I tend to work more often on the hardware (fpga) side but many of the same debugging ideas apply there. I learned some new things about registers available in modern embedded processors for help with debug. This is a great slide deck and video link to keep in my back pocket for next time I'm working in embedded SW again.

GillianMSpeaker
Score: 0 | 2 years ago | no reply

Dan, thanks for tuning in. I'm glad you learned a few things to help when you get back to embedded software. Feel free to reach out (my LinkedIn is in my speaker profile) if you have additional questions when you are re-reviewing the material.

DaveK
Score: 0 | 2 years ago | 1 reply

Nice summary of debugging techniques that new engineers should find useful. Even experienced engineers may not have used all of them. I particularly enjoyed the clock counting one. This could be useful when you don't have a scope or logic analyzer at your disposal.

GillianMSpeaker
Score: 0 | 2 years ago | no reply

Glad you enjoyed it Dave. Agreed, clock cycle counting is good option too if you don't have a gpio available to do the toggling. On a custom board, you might have every gpio called for.

DanR
Score: 1 | 2 years ago | 1 reply

One of my fsavorite go-to techniques is the HW breakoint on data access when you know what data is being corrupted (i.e. you have a gremlin that is consistent) but you don't know when it's being modified. This technique can make short work of an otherwise hard-to-discover bug.

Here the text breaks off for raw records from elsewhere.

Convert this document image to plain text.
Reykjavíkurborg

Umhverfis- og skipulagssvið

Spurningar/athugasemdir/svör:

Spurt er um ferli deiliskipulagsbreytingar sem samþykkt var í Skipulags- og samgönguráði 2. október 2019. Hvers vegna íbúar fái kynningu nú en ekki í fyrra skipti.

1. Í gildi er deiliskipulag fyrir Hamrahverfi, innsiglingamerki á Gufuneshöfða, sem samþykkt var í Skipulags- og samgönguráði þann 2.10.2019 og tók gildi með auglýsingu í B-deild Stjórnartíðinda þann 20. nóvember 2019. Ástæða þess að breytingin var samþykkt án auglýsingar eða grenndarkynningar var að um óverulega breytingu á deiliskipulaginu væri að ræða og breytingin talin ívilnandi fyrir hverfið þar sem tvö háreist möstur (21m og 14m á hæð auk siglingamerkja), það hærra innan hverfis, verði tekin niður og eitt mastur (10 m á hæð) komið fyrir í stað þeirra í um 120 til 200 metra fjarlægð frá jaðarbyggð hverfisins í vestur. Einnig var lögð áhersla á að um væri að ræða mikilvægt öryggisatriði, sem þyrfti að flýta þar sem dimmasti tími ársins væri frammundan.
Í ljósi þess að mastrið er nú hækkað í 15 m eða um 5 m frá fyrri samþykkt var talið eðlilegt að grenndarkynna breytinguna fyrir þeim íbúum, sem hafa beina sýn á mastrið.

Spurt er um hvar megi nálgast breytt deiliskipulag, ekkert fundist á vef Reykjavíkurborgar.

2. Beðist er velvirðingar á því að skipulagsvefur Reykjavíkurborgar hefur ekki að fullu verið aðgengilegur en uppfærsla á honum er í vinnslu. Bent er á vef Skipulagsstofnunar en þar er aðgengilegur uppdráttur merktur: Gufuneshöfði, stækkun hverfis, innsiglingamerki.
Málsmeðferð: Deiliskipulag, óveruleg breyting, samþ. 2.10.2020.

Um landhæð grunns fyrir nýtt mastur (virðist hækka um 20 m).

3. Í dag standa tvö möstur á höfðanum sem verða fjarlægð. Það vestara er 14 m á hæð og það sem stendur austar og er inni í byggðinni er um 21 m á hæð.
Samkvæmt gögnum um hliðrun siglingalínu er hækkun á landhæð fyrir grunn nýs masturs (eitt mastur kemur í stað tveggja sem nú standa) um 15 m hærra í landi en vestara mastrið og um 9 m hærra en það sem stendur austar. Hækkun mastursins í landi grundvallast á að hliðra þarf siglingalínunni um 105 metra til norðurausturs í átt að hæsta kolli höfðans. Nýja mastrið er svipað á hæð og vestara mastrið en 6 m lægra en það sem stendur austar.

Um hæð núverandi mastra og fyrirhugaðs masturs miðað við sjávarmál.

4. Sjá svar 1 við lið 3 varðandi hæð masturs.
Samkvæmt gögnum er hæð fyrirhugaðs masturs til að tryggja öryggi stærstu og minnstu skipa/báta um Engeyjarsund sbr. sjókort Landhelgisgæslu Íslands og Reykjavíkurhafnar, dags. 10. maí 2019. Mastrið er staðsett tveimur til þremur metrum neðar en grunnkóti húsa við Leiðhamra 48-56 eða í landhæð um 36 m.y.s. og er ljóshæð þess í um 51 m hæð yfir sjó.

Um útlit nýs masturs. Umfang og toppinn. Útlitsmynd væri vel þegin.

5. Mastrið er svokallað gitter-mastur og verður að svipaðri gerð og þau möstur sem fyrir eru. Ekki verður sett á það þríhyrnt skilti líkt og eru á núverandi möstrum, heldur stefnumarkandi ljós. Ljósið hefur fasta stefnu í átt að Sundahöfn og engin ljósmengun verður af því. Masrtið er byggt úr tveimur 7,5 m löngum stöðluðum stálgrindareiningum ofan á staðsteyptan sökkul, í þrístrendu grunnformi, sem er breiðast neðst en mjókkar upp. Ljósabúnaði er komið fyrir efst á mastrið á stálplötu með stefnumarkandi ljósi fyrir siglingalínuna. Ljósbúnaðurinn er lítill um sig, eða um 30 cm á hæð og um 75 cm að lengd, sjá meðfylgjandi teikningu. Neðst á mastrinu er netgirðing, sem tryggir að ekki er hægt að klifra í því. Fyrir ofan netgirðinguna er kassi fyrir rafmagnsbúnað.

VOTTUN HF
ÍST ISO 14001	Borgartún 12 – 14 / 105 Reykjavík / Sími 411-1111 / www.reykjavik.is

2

Thank you for this survey of techniques -- they'd make an excellent training for incoming junior engineers to study.
-dan'l

GillianMSpeaker
Score: 0 | 2 years ago | no reply

Dan, agreed, hardware watchpoints are the best. For anyone reading who hasn't used them before, you can have gdb break whenever the data at a particular address is modified. I have also used that to find a corruption issue (My favorite was a buffer overflow that initially manifested as a semaphore take failing. The sem id was the piece of data getting overwritten accidentally.). You execute them with watch <expression> which could be watch my_struct.item if my_struct.item was getting corrupted. Or, directly use the memory address with watch *0x0FE00000 if data at the address 0x0FE00000 was getting corrupted.